- Remix cover

Song by the Weeknd

from the album Dawn FM
- Released: January 7, 2022
- Genre: Synth-pop
- Length: 3:34
- Label: XO; Republic;
- Songwriters: Abel Tesfaye; Daniel Lopatin; Max Martin; Axel Hedfors; Steve Angello; Sebastian Ingrosso; Oscar Holter; Matt Cohn;
- Producers: The Weeknd; OPN; Max Martin; Swedish House Mafia; Oscar Holter; Matt Cohn;

Music video
- "How Do I Make You Love Me?" on YouTube

= How Do I Make You Love Me? =

"How Do I Make You Love Me?" is a song by the Canadian singer-songwriter the Weeknd, and serves as the third track from his fifth studio album Dawn FM (2022). The song was written and produced by the Weeknd, OPN, Max Martin, Swedish House Mafia, Oscar Holter and Matt Cohn.

On July 22, 2022, the Weeknd released both an animated music video for "How Do I Make You Love Me?", and a remix created by Sebastian Ingrosso and Salvatore Ganacci.

== Background and promotion ==
The song's name was first revealed on January 5, 2022, when the Weeknd posted the track listing for his Dawn FM album.

On January 7, 2022, alongside the release of Dawn FM, the Weeknd hosted a live event with Amazon Music, in which he served as a disc jockey and played the entire album, including "How Do I Make You Love Me?", in front of a small crowd. Various different shots of the livestream were turned into lyric videos for the album.

== Music video ==
An animated music video for "How Do I Make You Love Me?" was released on July 22, 2022. It was directed by Jocelyn Charles with some creative direction from Cliqua.

=== Synopsis ===
The video's events take place after the video of another song from Dawn FM, "Out of Time", with a masked Tesfaye in a hospital. As Tesfaye attempts to escape while being held back by hospital staff, his arm is ripped out, before he jumps out of a window. After Tesfaye lands on the floor, a terrified driver runs him over as butterflies and insects fly out of his eyes. A large moth then appears and causes the pedestrians to go into flight by flapping its wings, before Tesfaye blows up a balloon version a himself, which engulfs the city. Tesfaye escapes through the sewage system, where he faces a demon-like creature and loses more of his limbs. He later is seen attempting to break into a woman's house, before his head falls off and his body is dismembered, revealing a child version of himself.

=== Reception ===
Rolling Stone called the video "nightmarish", further writing that the video had the "perfect ingredients for a nightmare," mentioning the giant moth and the dismemberment present in the video. Vibe wrote that the video is an exploration of "beauty behind the madness of love, life, mortality, and youth".

== Live performances ==
The Weeknd first performed "How Do I Make You Love Me?" in a television music special titled as The Dawn FM Experience, and its live performance was included on a ten-track EP which consisted of all the track he performed on the special, released exclusive on Amazon Music.

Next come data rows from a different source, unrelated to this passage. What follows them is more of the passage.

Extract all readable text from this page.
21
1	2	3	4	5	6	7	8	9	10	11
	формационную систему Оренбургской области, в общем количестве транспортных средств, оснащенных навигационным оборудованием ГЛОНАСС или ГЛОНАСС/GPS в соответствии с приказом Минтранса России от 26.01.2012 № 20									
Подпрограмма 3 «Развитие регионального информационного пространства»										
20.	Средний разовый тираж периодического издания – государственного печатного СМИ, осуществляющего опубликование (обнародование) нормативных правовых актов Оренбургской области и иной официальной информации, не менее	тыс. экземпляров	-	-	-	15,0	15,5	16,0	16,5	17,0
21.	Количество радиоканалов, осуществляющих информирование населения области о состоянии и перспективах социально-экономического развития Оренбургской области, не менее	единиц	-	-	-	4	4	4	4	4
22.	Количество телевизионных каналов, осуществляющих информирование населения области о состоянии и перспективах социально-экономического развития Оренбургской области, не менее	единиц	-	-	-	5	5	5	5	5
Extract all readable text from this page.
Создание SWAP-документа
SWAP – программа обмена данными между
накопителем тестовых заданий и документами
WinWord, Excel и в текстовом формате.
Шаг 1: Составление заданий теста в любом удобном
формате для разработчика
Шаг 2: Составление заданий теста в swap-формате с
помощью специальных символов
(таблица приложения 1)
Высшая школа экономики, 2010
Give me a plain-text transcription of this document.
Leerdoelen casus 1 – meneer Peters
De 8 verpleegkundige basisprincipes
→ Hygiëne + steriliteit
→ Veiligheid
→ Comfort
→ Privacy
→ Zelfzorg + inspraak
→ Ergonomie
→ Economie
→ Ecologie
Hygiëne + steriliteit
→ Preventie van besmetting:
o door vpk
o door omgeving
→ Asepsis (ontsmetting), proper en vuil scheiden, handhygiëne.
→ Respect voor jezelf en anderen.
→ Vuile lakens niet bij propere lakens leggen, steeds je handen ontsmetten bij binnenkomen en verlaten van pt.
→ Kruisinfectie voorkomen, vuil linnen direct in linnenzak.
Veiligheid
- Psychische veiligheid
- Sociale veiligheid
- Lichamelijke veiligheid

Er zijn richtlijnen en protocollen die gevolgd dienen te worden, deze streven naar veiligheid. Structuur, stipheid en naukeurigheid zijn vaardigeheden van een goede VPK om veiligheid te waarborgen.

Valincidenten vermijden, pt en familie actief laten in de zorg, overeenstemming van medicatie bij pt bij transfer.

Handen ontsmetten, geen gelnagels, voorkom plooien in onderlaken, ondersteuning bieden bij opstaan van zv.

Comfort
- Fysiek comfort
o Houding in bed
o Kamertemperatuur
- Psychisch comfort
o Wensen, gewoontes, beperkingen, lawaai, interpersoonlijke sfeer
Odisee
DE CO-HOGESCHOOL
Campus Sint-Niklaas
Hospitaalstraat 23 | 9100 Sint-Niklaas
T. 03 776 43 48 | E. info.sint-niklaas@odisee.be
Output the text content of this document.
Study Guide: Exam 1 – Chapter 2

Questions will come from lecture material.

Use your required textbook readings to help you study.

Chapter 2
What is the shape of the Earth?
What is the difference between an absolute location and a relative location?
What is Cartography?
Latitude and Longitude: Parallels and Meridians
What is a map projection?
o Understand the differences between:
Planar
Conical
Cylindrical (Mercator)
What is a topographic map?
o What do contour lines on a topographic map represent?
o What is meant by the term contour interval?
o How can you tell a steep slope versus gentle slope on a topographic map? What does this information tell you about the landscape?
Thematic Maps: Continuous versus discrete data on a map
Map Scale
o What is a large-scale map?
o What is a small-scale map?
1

The song was performed again at the Coachella Valley Music and Arts Festival during the Weeknd's 2022 headlining set, and was later included as part of the set list for the Weeknd's After Hours til Dawn Tour.

== Charts ==

Chart performance for "How Do I Make You Love Me?"
| Chart (2022) | Peak position |
|---|---|
| Australia (ARIA) | 27 |
| Australia Hip-Hop/R&B Singles (ARIA) | 8 |
| Austria (Ö3 Austria Top 40) | 70 |
| Canada Hot 100 (Billboard) | 16 |
| Czech Republic Singles Digital (ČNS IFPI) | 59 |
| Denmark (Tracklisten) | 23 |
| France (SNEP) | 56 |
| Global 200 (Billboard) | 17 |
| Greece International (IFPI) | 9 |
| Iceland (Tónlistinn) | 7 |
| India International Singles (IMI) | 14 |
| Italy (FIMI) | 78 |
| Lithuania (AGATA) | 19 |
| Netherlands (Single Top 100) | 44 |
| Norway (VG-lista) | 31 |
| Portugal (AFP) | 21 |
| Slovakia (Singles Digitál Top 100) | 22 |
| South Africa Streaming (TOSAC) | 31 |
| Sweden (Sverigetopplistan) | 24 |
| UK Singles (OCC) | 22 |
| UK Hip Hop/R&B (OCC) | 9 |
| US Billboard Hot 100 | 39 |
| Vietnam (Vietnam Hot 100) | 98 |

== Certifications ==

Certifications for "How Do I Make You Love Me?"
| Region | Certification | Certified units/sales |
| Australia (ARIA) | Gold | 35,000^{‡} |
| Brazil (Pro-Música Brasil) | Gold | 20,000^{‡} |
^{‡} Sales+streaming figures based on certification alone.